一方で、眼前の少女は余裕綽々としている。
「アンタは、自分を重要だと思いたい。そして何らかの真実を暴けば、自分が重要人物になれる――アンタはそう思ってる。ファントムのことを知りたい以上に、アンタはそれを暴いたという事実が欲しいんだよ!」
そう語った彼女は、リリカの腹に蹴りを入れた。吐血したリリカは、鋭い眼光で少女を睨みつける。
「おいおい、オレのことを見透かしたつもりか? アンタの方こそ、大物ぶりたくて必死なんじゃねぇのか!」
勢いよく振り上げられた太刀は、少女の腹を深く切りつけた。無論、少女は依然としてすぐに再生する。
「ウチはアンタに、教えてあげただけだよ? 成果を出さないと必要とはされないし、アンタは必要とされないことを恐れる。だからアンタは、自分を重要だと思いたいし、自分がそのために頑張ってきたと勘違いしているんだ」
「言うじゃねぇか。だがオレは、今に至るまでに……」
「魔女狩りに遭ったり、監禁されたり、友人を失ったりした……って話?」
何やら、彼女はリリカについて知っている様子だった。同時に、それは余計にリリカを混乱させることでもある。
「それを知っているなら、何故オレが頑張ってきてねぇと言えるんだ!」
実際、あの境遇は正気の沙汰ではない。彼女が苦労してきたと豪語できるのも、何らおかしな話ではないのだ。
無論、少女は無意味なことを言ったわけではない。
「マジウケる! 過酷な生活を強いられただけで、自分が強くなったと思ってんの? 必要条件と十分条件の区別くらいつけようよ!」
「あ? 何が言いてぇんだよ!」
「よくいるんだよねぇ。苦境に叩きのめされてきただけのことを、苦境と戦ってきたことだと勘違いしている奴って。本っ当にわかりやすいよねぇ」
その言い分に、リリカは何も反論できなかった。彼女は確かに苦しんできた。しかし、彼女は決して、苦しみと戦ってきたわけではないのだ。それでも、リリカには納得などできない。
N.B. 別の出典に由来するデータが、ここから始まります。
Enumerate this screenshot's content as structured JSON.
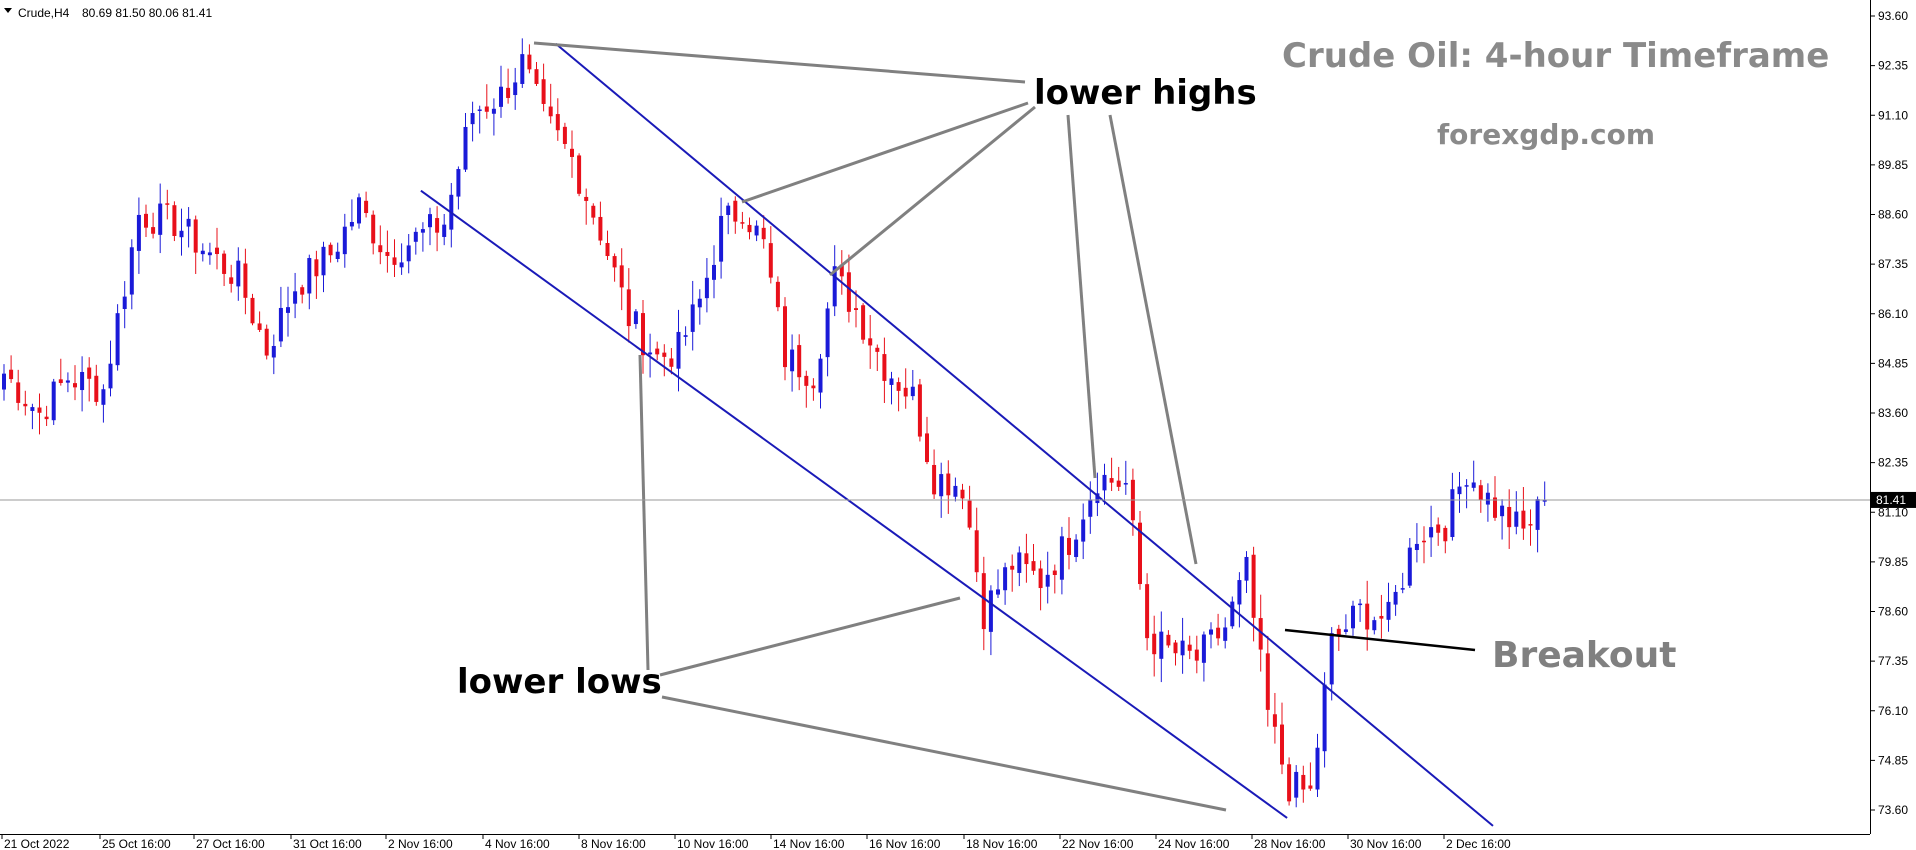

「オレが真剣に苦しんできたことを、よくもそんな風に言えるな……!」
一見、その怒りは、至極真っ当なものに見える。今の彼女と同じ立場に在れば、多くの人間が憤るだろう。されどその怒りも、眼前の少女からすれば取るに足らないものだ。
「自分が傷ついたから、自分は正しい――なんて思考回路の奴は、一生ドン底から抜け出せないんだよねぇ」
この少女の放つ言葉は、ことごとくリリカの神経を逆撫でしていた。
「ウッゼェなぁ! さっきから偉そうに講釈を垂れているアンタは、一体なんなんだよ!」
「ウチは香月サダメ――選民会の幹部だよ」
「言いてぇことはそれだけか? オレにイチャモンばかりつけるわりには、アンタ自身は空っぽなんだな!」
この時、リリカはすでに冷静さを欠いていた。一方で、サダメは依然として余裕を感じさせる笑みを浮かべている。
「ウチの言ったことが、何もわかってないんだね」
「なんだと……!」
「ドラマチックな人生を送ったからといって、それが強さの裏付けになるとは限らないんだよ。ウチが勝者であるのに、ウチの人生が面白いものである必要なんかないってわけ!」
それが彼女の価値観だった。薄れゆく意識の中で、リリカは歯を食いしばるばかりであった。